Johanne Ulloa : Dans ce cas, mais aussi dans celui de certains hôpitaux en Allemagne, il semble que nous n’ayons pas affaire à un ransomware, infectant une organisation via une compromission hasardeuse, consécutive à une campagne massive de spams malicieux par exemple. L’infection ressemble ici plutôt à une opération montée par des cybercriminels bien organisés. Car les assaillants n’auraient pas pu demander une telle somme (le Hollywood Presbyterian Medical Center a reconnu avoir versé 17 000 $ pour débloquer les données) si les données étaient restaurables depuis les sauvegardes de l’organisation. Je pense donc qu’une action préalable a été menée afin de compromettre les sauvegardes ou de les neutraliser. C’est ce que je qualifierais de v2 des attaques par ransomware, dans lesquelles ces malwares ne sont utilisés qu’au cours d’une seconde étape après une première compromission ciblant les sauvegardes.

Êtes-vous surpris de cette évolution de la menace ransomware ?

Non, j’étais même convaincu que cette évolution se produirait. J’ai par contre été surpris que les cybercriminels s’en prennent à un hôpital. Dans ce type d’organisations, l’incapacité à accéder aux données entraîne un risque vital. A Hollywood, des patients ont été évacués, les professionnels de santé ont dû rebasculer sur des opérations manuelles. Mais c’est aussi ce niveau de risque qui donne aux cybercriminels la capacité à demander des rançons importantes.

Comment se préparer à ce type d’attaques ?

Il faut prendre le cas de l’hôpital d’Hollywood, le seul rendu public à ce jour, et étudier comment réduire les risques. L’important lors des infections par ransomware, c’est d’être en mesure de restaurer les données. Il faut donc tester régulièrement le système de restauration et, si possible, effectuer des sauvegardes offline, inaccessibles aux cybercriminels. A défaut, les sauvegardes ne doivent être accessibles qu’en lecture seule. Concernant l’infection par ransomware, comme Locky actuellement au centre d’une vague d’attaques impressionnante, il faut se concentrer sur la phase de première compromission. Comme ces menaces évoluent trop vite pour être détectées par les anti-malware classiques, la piste la plus prometteuse réside dans les outils de sandboxing (ou bacs à sable, permettant d’exécuter du code à l’intérieur d’une enveloppe protégeant le système des contaminations, NDLR).

Les hôpitaux, notamment en France, sont-ils armés pour affronter les nouvelles menaces ?

La cybersécurité des hôpitaux reste un domaine complexe.

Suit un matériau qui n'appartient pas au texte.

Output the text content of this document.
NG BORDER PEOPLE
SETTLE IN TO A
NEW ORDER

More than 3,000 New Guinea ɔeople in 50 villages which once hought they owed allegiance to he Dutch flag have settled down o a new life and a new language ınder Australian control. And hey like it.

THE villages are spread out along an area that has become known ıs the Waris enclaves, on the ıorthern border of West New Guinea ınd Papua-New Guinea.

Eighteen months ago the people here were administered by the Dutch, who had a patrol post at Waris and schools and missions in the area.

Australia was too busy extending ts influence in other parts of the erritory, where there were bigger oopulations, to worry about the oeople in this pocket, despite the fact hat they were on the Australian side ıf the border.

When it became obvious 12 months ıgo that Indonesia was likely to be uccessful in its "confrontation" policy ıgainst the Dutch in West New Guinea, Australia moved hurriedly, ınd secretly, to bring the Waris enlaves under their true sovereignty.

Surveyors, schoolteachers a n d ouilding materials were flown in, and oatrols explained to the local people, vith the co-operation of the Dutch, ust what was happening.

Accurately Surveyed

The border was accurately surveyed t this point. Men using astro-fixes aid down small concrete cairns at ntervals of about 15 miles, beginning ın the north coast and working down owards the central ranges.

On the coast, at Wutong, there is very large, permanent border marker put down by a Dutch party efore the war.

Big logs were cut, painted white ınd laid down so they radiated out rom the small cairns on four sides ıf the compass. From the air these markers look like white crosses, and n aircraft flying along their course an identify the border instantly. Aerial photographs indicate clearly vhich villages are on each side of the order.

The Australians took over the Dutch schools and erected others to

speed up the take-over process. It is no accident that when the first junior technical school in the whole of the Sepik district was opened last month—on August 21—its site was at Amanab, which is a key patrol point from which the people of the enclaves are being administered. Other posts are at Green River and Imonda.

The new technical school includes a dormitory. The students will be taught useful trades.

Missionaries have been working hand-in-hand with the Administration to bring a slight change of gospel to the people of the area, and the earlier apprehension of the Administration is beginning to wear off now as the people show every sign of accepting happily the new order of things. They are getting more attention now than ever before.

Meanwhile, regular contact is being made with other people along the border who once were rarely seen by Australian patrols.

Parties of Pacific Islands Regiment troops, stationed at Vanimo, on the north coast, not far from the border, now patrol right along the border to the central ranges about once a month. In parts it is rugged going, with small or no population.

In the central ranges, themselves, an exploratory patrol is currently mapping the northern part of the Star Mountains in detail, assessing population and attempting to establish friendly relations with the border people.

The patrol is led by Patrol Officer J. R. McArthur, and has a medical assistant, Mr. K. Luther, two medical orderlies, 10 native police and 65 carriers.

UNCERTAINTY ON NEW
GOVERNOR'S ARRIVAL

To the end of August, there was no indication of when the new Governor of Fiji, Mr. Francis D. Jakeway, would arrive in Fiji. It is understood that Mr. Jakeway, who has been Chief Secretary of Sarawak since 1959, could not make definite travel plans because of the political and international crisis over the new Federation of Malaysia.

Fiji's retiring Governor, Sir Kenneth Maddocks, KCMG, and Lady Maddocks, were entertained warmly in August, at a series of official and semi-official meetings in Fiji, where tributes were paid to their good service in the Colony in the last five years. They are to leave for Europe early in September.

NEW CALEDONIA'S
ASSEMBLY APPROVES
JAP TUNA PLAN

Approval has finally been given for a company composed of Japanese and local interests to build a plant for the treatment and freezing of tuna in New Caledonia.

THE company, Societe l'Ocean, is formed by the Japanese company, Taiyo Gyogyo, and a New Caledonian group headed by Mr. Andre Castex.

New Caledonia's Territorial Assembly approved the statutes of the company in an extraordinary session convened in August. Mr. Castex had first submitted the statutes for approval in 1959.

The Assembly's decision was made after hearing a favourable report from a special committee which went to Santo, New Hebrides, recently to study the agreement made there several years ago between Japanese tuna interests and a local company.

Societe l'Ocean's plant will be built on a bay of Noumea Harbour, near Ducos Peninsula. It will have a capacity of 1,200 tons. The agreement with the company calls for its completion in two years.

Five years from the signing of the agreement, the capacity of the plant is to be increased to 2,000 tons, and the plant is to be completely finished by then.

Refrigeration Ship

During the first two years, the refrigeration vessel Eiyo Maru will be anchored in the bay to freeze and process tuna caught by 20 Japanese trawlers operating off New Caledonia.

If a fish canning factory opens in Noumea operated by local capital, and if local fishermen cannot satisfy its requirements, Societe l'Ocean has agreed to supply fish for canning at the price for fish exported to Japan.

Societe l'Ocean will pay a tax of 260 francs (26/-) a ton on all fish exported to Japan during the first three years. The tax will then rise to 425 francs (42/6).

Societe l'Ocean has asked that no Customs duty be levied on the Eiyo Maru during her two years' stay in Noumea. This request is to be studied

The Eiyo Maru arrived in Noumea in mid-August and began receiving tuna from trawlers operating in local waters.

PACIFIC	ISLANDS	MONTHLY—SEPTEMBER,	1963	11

D’abord parce qu’en plus des environnements IT traditionnels, les équipes doivent gérer des environnements biomédicaux sur lesquels elles n’ont aucune maîtrise. La surface d’exposition est donc très vaste. Par ailleurs, bien que la donnée manipulée dans les hôpitaux soit confidentielle, le corps médical doit pouvoir y accéder très rapidement. Dans ce type d’environnements, il faut renforcer la détection, pour gagner en visibilité sur ce qui se passe sur le réseau. Mais aussi se préparer aux impacts des cyberattaques.